A depressão Leonardo atingiu na quarta-feira a Península Ibérica, provocando a evacuação de milhares de pessoas, a paralisação do tráfego ferroviário e rodoviário e o encerramento de escolas na Andaluzia, no sul de Espanha, onde localmente são esperadas até 35 cm de precipitação em 24 horas.
Nesta fase, não foram registados mortos ou danos materiais “significativos” na região, onde foi emitido um alerta vermelho pela agência meteorológica espanhola (Aemet), apesar dos “incidentes graves” perto das localidades de Cádiz e Ronda, informou à tarde o governo andaluz.
No vizinho Portugal, que mal recupera da tempestade Kristin, que deixou cinco mortos e cerca de 400 feridos na semana passada, a proteção civil registou deslizamentos de terras e quedas de árvores, novamente sem vítimas.
Durante uma conferência de imprensa, o chefe dos serviços de emergência do governo regional da Andaluzia, Antonio Sanz, considerou “a situação muito preocupante” e “complexa” em torno de Grazalema, uma pequena cidade com cerca de 2.200 habitantes localizada a 800 m de altitude, onde Aemet prevê até 35 centímetros de precipitação em 24 horas.
O primeiro tributo humano na Andaluzia foi de uma pessoa “múltipla traumatizada” no desabamento de uma casa, segundo Antonio Sanz, que falou de um dia “muito intenso” para os serviços de emergência, que já evacuaram “3.500 pessoas”.

Cerca de 40 estradas estão cortadas, acrescentou, e as escolas permanecem fechadas – com exceção das da província de Almeria, no extremo leste da região. A rede ferroviária foi quase totalmente “suspensa” pela Renfe, a operadora nacional.
O primeiro-ministro socialista, Pedro Sánchez, apelou à população para “extrema cautela”, evitando “viagens desnecessárias”.
– “A terra não absorve mais água” –
“Há muitos deslizamentos de terra, muitas estradas e caminhos estão cortados (…). Acumulam-se quantidades muito grandes de água, que a terra já não consegue absorver”, comentou na televisão espanhola, María Paz Fernández, presidente da Câmara da cidade de Ronda (mais de 30.000 habitantes), a cerca de trinta quilómetros de Grazalema.
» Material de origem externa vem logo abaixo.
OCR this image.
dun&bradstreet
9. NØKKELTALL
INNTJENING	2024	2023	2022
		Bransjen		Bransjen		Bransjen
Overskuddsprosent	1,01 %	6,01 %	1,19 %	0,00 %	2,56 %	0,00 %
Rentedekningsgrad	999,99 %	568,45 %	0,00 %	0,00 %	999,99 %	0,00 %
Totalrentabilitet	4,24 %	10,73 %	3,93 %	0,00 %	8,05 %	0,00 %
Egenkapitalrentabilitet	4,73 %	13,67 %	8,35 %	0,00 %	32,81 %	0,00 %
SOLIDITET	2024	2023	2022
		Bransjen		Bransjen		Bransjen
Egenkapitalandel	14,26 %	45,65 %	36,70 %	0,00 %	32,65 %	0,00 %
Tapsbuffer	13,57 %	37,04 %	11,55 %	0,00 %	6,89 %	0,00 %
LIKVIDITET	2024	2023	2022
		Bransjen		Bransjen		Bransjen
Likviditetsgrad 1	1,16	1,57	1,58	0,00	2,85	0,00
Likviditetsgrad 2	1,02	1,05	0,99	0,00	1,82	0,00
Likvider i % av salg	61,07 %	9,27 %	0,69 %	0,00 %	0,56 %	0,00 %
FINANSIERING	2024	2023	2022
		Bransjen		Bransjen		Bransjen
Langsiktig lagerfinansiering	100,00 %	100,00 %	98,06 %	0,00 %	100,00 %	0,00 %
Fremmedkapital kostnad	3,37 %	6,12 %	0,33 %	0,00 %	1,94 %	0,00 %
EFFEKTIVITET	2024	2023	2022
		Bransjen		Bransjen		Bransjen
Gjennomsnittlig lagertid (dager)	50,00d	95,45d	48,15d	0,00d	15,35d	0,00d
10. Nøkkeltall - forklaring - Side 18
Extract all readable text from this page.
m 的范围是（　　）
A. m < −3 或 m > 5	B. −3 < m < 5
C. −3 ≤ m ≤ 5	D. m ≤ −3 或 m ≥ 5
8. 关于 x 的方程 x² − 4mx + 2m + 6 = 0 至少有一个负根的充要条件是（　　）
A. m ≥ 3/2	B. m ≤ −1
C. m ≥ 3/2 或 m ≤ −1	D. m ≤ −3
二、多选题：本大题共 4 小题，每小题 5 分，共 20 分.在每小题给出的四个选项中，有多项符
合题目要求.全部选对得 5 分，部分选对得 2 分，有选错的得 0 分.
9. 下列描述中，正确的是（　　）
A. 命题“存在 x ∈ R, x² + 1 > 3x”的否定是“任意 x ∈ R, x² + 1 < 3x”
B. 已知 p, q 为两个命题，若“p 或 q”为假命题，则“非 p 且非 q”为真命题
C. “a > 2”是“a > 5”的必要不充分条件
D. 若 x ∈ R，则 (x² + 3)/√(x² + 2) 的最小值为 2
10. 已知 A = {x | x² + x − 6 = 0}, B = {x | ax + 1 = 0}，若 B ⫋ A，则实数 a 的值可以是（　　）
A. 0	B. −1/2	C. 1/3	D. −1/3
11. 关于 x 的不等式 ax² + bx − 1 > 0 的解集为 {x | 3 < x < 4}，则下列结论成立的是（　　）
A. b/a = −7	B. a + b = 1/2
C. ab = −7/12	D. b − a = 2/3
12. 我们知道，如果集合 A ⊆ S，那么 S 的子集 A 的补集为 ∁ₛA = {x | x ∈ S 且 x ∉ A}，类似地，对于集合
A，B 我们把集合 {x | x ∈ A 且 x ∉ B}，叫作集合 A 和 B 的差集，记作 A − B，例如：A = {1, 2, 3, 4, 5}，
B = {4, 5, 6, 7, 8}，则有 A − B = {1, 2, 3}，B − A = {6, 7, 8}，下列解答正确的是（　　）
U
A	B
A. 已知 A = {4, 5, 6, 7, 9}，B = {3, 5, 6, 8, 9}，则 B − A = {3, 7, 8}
O vereador mencionou a cifra de “300 pessoas isoladas”, privadas de energia elétrica.
Na manhã de quarta-feira, um porta-voz da agência meteorológica espanhola alertou para o risco de “prováveis inundações, inundações e deslizamentos de terra” devido a esta precipitação “extraordinária”.
Apesar da expectativa das autoridades desde o início da semana, é “o pior cenário previsto” que se desenrola, estimaram no final da manhã os serviços de emergência, apoiados no local nomeadamente por militares da Unidade Especial de Socorro do Exército (UME).
Espanha continua profundamente marcada pelas cheias catastróficas de Outubro de 2024, que deixaram mais de 230 mortos, principalmente na região de Valência (leste).
– Rio fora do seu leito –
O vizinho Portugal, atingido nas últimas semanas por várias tempestades sucessivas, também enfrenta a depressão Leonardo, cujos efeitos deverão sentir-se até sábado, segundo o Instituto Nacional do Mar e da Atmosfera (IPMA), que prevê precipitação “forte”, mas também nomeadamente “neve, ventos fortes”.

Todo o litoral está em alerta laranja, além de algumas regiões do Norte e Centro.
A proteção civil, que mobilizou mais de 11 mil pessoas, reportou à AFP inundações, quedas de árvores e deslizamentos de terras a meio do dia em várias regiões. Cerca de 200 pessoas tiveram de ser evacuadas no centro do país.
Em Alcácer do Sal, quase cem quilómetros a sul de Lisboa, o rio Sado transbordou e a rua principal do centro da cidade foi inundada e o nível da água continuou a subir ao início da tarde, notaram jornalistas da AFP no local.
Segundo a Agência Meteorológica Portuguesa, o pico de chuva e vento está previsto no país durante a noite de quarta para quinta-feira.
Portugal realiza a segunda volta das eleições presidenciais no domingo, enquanto 90 mil casas e empresas continuam sem energia desde a passagem devastadora da tempestade Kristin na semana passada.